Ces décharges, d'apparence anodines, peuvent être désagréables et parfois dangereuses. Si on approche
la main du fil de descente on ressent une décharge fort désagréable, mais très rarement dangereuse pour
l'homme, étant donné la brièveté du passage du courant; mais toute décharge constitue une étincelle
susceptible, soit de claquer des isolants( condensateurs, prises coaxiales), soit allumer des vapeurs
d'essence, d'alcool ou des gaz provenant de fuites; bien des explosion ou des incendies n'ont pas
d'autre cause. Il faut donc mettre les antennes à la terre, soit par un gros conducteur, soit par un
circuit (bobine de couplage à un étage final par exemple).
Un circuit résistant peut aussi écouler
les charges et empêcher d'atteindre des tensions importantes sans pour autant dériver une énergie H.F.
notable pendant le fonctionnement des circuits. Le mieux est encore de munir l'antenne d'une protection
efficace, même pendant le fonctionnement, en créant un point particulier de décharge convenablement
protégé, par exemple avec un tube éclateur, ou un simple tube au néon qui s'amorce dès que la tension
atteint 80 volts; la décharge se produit sous ampoule de verre et élimine tout danger d'explosion ou
d'incendie.
Les nuages orageux sont d'énormes
cumulo-numbus pouvant couvrir plusieurs dizaine de kilomètres carrés et atteindre une épaisseur de 5 km,
ils sont le siège de violents courants ascendants pouvant atteindre 20 mètres par seconde. Survolés en
avion on peut y observer le résultat de ces courants sous la forme de bouillonnements voire de
véritables éruptions. Les orages de chaleur sont dus à des courants ascendants d'air surchauffé au
contact du sol (orages tropicaux).
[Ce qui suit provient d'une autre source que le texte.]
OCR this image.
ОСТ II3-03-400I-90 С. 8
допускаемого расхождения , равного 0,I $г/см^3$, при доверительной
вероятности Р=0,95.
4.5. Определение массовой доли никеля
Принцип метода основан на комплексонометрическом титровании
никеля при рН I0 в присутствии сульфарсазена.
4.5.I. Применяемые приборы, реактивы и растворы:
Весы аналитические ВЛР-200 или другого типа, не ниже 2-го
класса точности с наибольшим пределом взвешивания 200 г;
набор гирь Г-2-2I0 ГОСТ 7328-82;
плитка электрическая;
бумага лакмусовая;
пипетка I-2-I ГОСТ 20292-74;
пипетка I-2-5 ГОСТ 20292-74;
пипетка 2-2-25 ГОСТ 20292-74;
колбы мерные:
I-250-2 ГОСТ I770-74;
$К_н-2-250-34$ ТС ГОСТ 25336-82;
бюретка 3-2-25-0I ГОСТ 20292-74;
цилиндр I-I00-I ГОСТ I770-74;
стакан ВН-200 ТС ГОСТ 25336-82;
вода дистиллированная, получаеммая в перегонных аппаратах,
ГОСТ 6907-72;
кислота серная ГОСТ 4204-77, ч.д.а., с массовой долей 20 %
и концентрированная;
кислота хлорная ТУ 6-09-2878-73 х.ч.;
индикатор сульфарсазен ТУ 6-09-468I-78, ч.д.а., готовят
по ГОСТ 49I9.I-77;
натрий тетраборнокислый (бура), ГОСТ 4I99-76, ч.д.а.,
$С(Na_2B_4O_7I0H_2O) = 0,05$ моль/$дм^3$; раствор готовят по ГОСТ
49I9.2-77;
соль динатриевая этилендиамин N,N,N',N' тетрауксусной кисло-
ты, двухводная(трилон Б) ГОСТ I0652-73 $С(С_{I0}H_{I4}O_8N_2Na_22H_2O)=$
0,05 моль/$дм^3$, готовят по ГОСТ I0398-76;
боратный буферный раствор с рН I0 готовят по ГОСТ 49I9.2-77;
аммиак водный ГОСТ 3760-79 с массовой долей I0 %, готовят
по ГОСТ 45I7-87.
Les orages cycloniques des régions tempérées sont dus à la
rencontre des masses d'air ayant des températures et des humidité très différentes, provoquant des
déplacements verticaux et des condensations, ils peuvent contenir 2 à 3 grammes d'eau par mètre cube
(3 millions de kilogrammes d'eau par kilomètre cube), soit des milliers de tonnes d'eau soulevées et
condensées. Par temps d'orage le champ moyen reste faible, mais des charges de signe contraire
apparaissent dans le nuage lui-même. Lorsque le champ à l'intérieur du nuage atteint des valeurs
suffisantes, des décharges font leur apparition, soit à l'intérieur du nuage, soit entre nuages de
signes opposés, soit entre nuage et sol. Les points de chute sont assez mal connus, beaucoup n'ayant pas été (ou mal)
observés. On connaît mieux ceux qui se situent le long des lignes à haute tension parce qu'ils on fait
l'objet d'études systématiques. On estime approximativement de 5 à 30 points de chute systématique par
département français. Les points frappés paraissent dépendre de la structure du proche sous-sol et de
sa conductibilité, en fait, le relief favorise plus ou moins les courants ascendants et par conséquent
la fréquence des décharges, les points élevés étant toujours plus exposés.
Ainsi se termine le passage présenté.